Continuing Education activities and program
Continuing education is a very lively program in our municipality. Whenever a program starts, there are many applicants who are interested in taking part in the classes. IT classes for adults were usually held twice a week in municipal buildings. The last program was conducted until July 20, 2020. We were obliged to take all the necessary preventive measures against COVID-19. However, after the last strict measures of quarantine, the programs of continuing education were canceled, following the school closure. But in this case the courses have not been continued by distance learning.

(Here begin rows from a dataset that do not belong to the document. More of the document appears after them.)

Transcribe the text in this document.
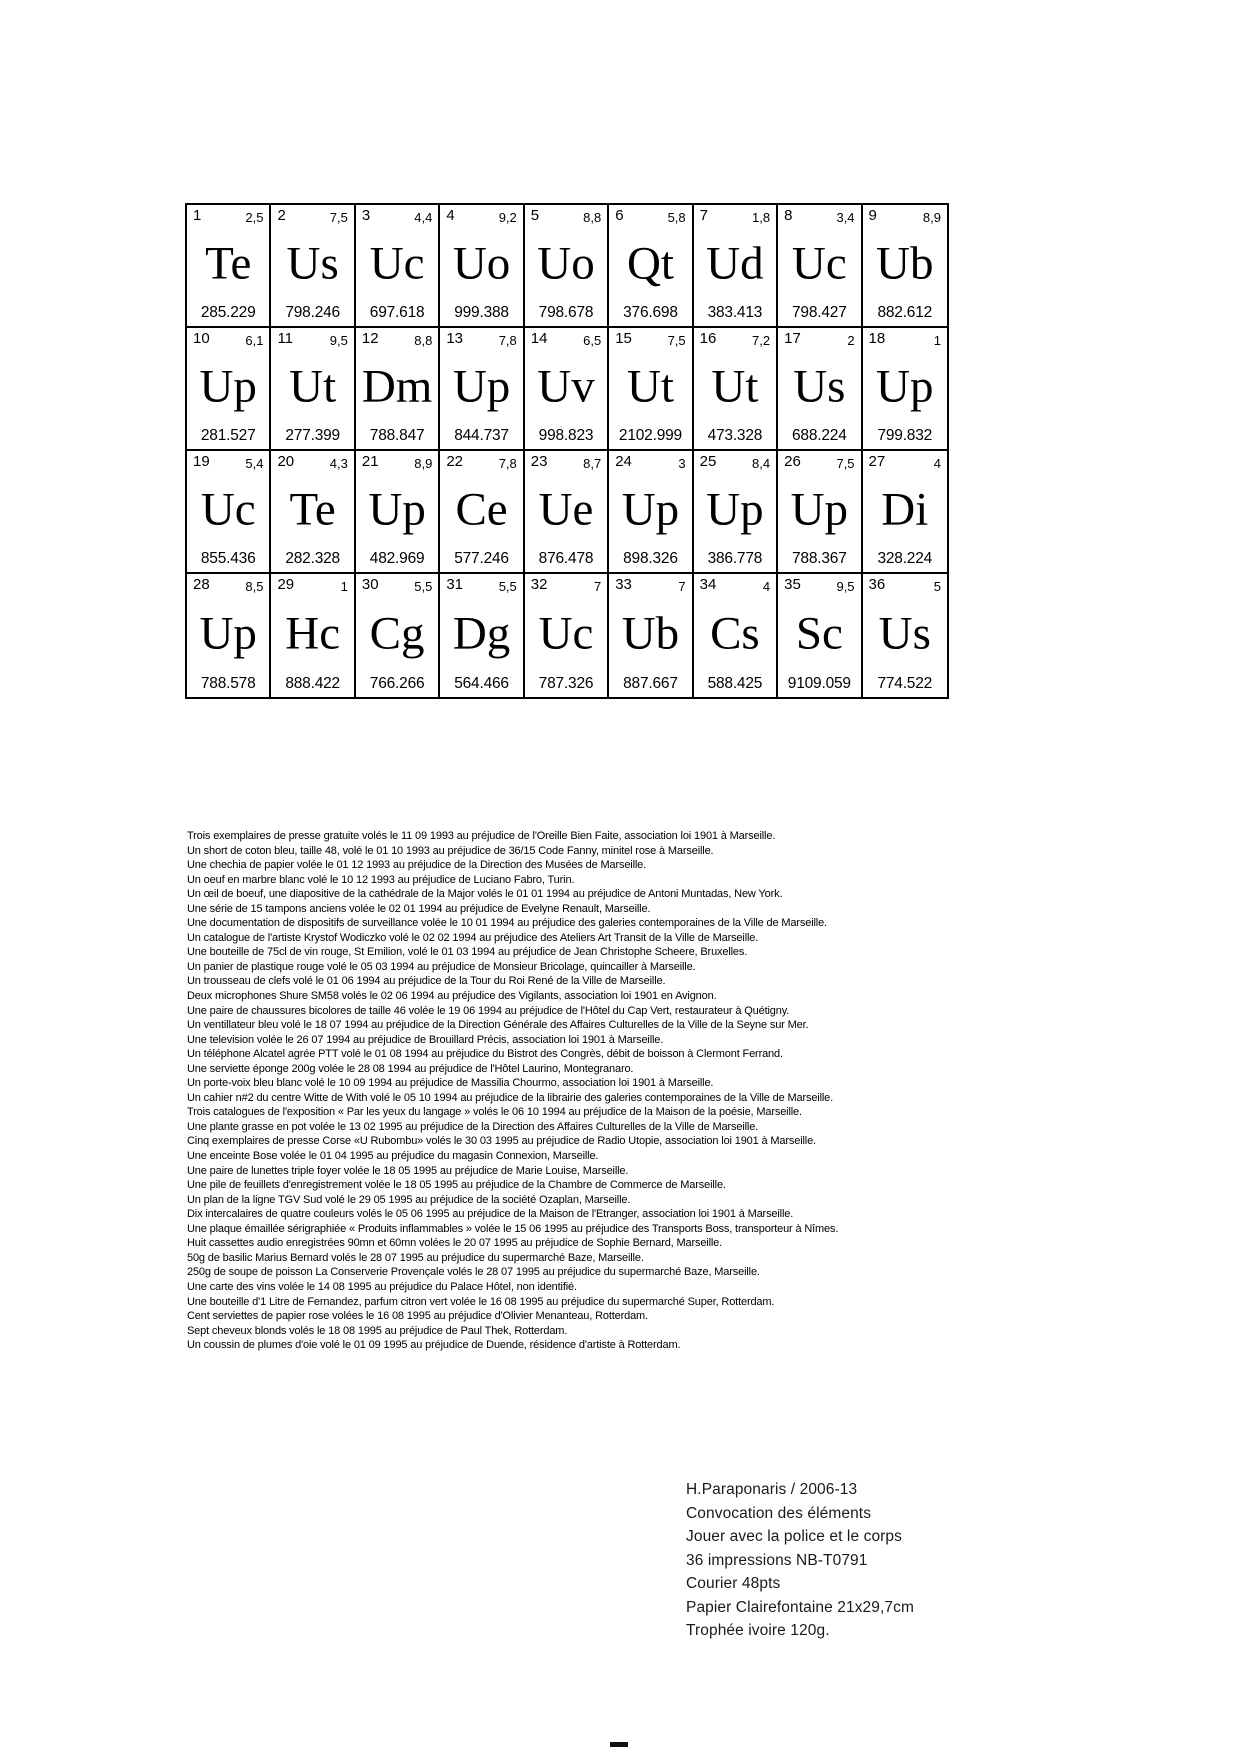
1	2,5
Te
285.229
2	7,5
Us
798.246
3	4,4
Uc
697.618
4	9,2
Uo
999.388
5	8,8
Uo
798.678
6	5,8
Qt
376.698
7	1,8
Ud
383.413
8	3,4
Uc
798.427
9	8,9
Ub
882.612
10	6,1
Up
281.527
11	9,5
Ut
277.399
12	8,8
Dm
788.847
13	7,8
Up
844.737
14	6,5
Uv
998.823
15	7,5
Ut
2102.999
16	7,2
Ut
473.328
17	2
Us
688.224
18	1
Up
799.832
19	5,4
Uc
855.436
20	4,3
Te
282.328
21	8,9
Up
482.969
22	7,8
Ce
577.246
23	8,7
Ue
876.478
24	3
Up
898.326
25	8,4
Up
386.778
26	7,5
Up
788.367
27	4
Di
328.224
28	8,5
Up
788.578
29	1
Hc
888.422
30	5,5
Cg
766.266
31	5,5
Dg
564.466
32	7
Uc
787.326
33	7
Ub
887.667
34	4
Cs
588.425
35	9,5
Sc
9109.059
36	5
Us
774.522
Trois exemplaires de presse gratuite volés le 11 09 1993 au préjudice de l'Oreille Bien Faite, association loi 1901 à Marseille.
Un short de coton bleu, taille 48, volé le 01 10 1993 au préjudice de 36/15 Code Fanny, minitel rose à Marseille.
Une chechia de papier volée le 01 12 1993 au préjudice de la Direction des Musées de Marseille.
Un oeuf en marbre blanc volé le 10 12 1993 au préjudice de Luciano Fabro, Turin.
Un œil de boeuf, une diapositive de la cathédrale de la Major volés le 01 01 1994 au préjudice de Antoni Muntadas, New York.
Une série de 15 tampons anciens volée le 02 01 1994 au préjudice de Evelyne Renault, Marseille.
Une documentation de dispositifs de surveillance volée le 10 01 1994 au préjudice des galeries contemporaines de la Ville de Marseille.
Un catalogue de l'artiste Krystof Wodiczko volé le 02 02 1994 au préjudice des Ateliers Art Transit de la Ville de Marseille.
Une bouteille de 75cl de vin rouge, St Emilion, volé le 01 03 1994 au préjudice de Jean Christophe Scheere, Bruxelles.
Un panier de plastique rouge volé le 05 03 1994 au préjudice de Monsieur Bricolage, quincailler à Marseille.
Un trousseau de clefs volé le 01 06 1994 au préjudice de la Tour du Roi René de la Ville de Marseille.
Deux microphones Shure SM58 volés le 02 06 1994 au préjudice des Vigilants, association loi 1901 en Avignon.
Une paire de chaussures bicolores de taille 46 volée le 19 06 1994 au préjudice de l'Hôtel du Cap Vert, restaurateur à Quétigny.
Un ventillateur bleu volé le 18 07 1994 au préjudice de la Direction Générale des Affaires Culturelles de la Ville de la Seyne sur Mer.
Une television volée le 26 07 1994 au préjudice de Brouillard Précis, association loi 1901 à Marseille.
Un téléphone Alcatel agrée PTT volé le 01 08 1994 au préjudice du Bistrot des Congrès, débit de boisson à Clermont Ferrand.
Une serviette éponge 200g volée le 28 08 1994 au préjudice de l'Hôtel Laurino, Montegranaro.
Un porte-voix bleu blanc volé le 10 09 1994 au préjudice de Massilia Chourmo, association loi 1901 à Marseille.
Un cahier n#2 du centre Witte de With volé le 05 10 1994 au préjudice de la librairie des galeries contemporaines de la Ville de Marseille.
Trois catalogues de l'exposition « Par les yeux du langage » volés le 06 10 1994 au préjudice de la Maison de la poésie, Marseille.
Une plante grasse en pot volée le 13 02 1995 au préjudice de la Direction des Affaires Culturelles de la Ville de Marseille.
Cinq exemplaires de presse Corse «U Rubombu» volés le 30 03 1995 au préjudice de Radio Utopie, association loi 1901 à Marseille.
Une enceinte Bose volée le 01 04 1995 au préjudice du magasin Connexion, Marseille.
Une paire de lunettes triple foyer volée le 18 05 1995 au préjudice de Marie Louise, Marseille.
Une pile de feuillets d'enregistrement volée le 18 05 1995 au préjudice de la Chambre de Commerce de Marseille.
Un plan de la ligne TGV Sud volé le 29 05 1995 au préjudice de la société Ozaplan, Marseille.
Dix intercalaires de quatre couleurs volés le 05 06 1995 au préjudice de la Maison de l'Etranger, association loi 1901 à Marseille.
Une plaque émaillée sérigraphiée « Produits inflammables » volée le 15 06 1995 au préjudice des Transports Boss, transporteur à Nîmes.
Huit cassettes audio enregistrées 90mn et 60mn volées le 20 07 1995 au préjudice de Sophie Bernard, Marseille.
50g de basilic Marius Bernard volés le 28 07 1995 au préjudice du supermarché Baze, Marseille.
250g de soupe de poisson La Conserverie Provençale volés le 28 07 1995 au préjudice du supermarché Baze, Marseille.
Une carte des vins volée le 14 08 1995 au préjudice du Palace Hôtel, non identifié.
Une bouteille d'1 Litre de Fernandez, parfum citron vert volée le 16 08 1995 au préjudice du supermarché Super, Rotterdam.
Cent serviettes de papier rose volées le 16 08 1995 au préjudice d'Olivier Menanteau, Rotterdam.
Sept cheveux blonds volés le 18 08 1995 au préjudice de Paul Thek, Rotterdam.
Un coussin de plumes d'oie volé le 01 09 1995 au préjudice de Duende, résidence d'artiste à Rotterdam.
H.Paraponaris / 2006-13
Convocation des éléments
Jouer avec la police et le corps
36 impressions NB-T0791
Courier 48pts
Papier Clairefontaine 21x29,7cm
Trophée ivoire 120g.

Networking is necessary for me daily. I think that no one can solve all the problems by oneself. We all need one another. For instance, I come in contact with other institutions (e.g., hospitals and social services) and professionals (e.g., social workers and psychiatrists) in order to effectively face a complex psychosocial case. Networking is very useful between different services that face similar problems and difficulties. In addition, it can be helpful in encouraging solidarity among people. In January 2020, we organized a meeting with mental health specialists from other municipalities, hospitals, and mental health services. We closed this event with a wish as well as a promise to meet again. Unfortunately, we have not managed to make it happen until now due to the circumstances, but I am thinking of proposing a Webex meeting instead. We need to stay connected!
Before closing this article, I would like to underline the necessity of solidarity. Close contact is now being avoided, but this does not have to make people feel alone. Even in conditions of limitation, we can get close to our loved ones and connect with respect for one another, with love and caring, so that we can have a good time and remain safe and healthy, without fear!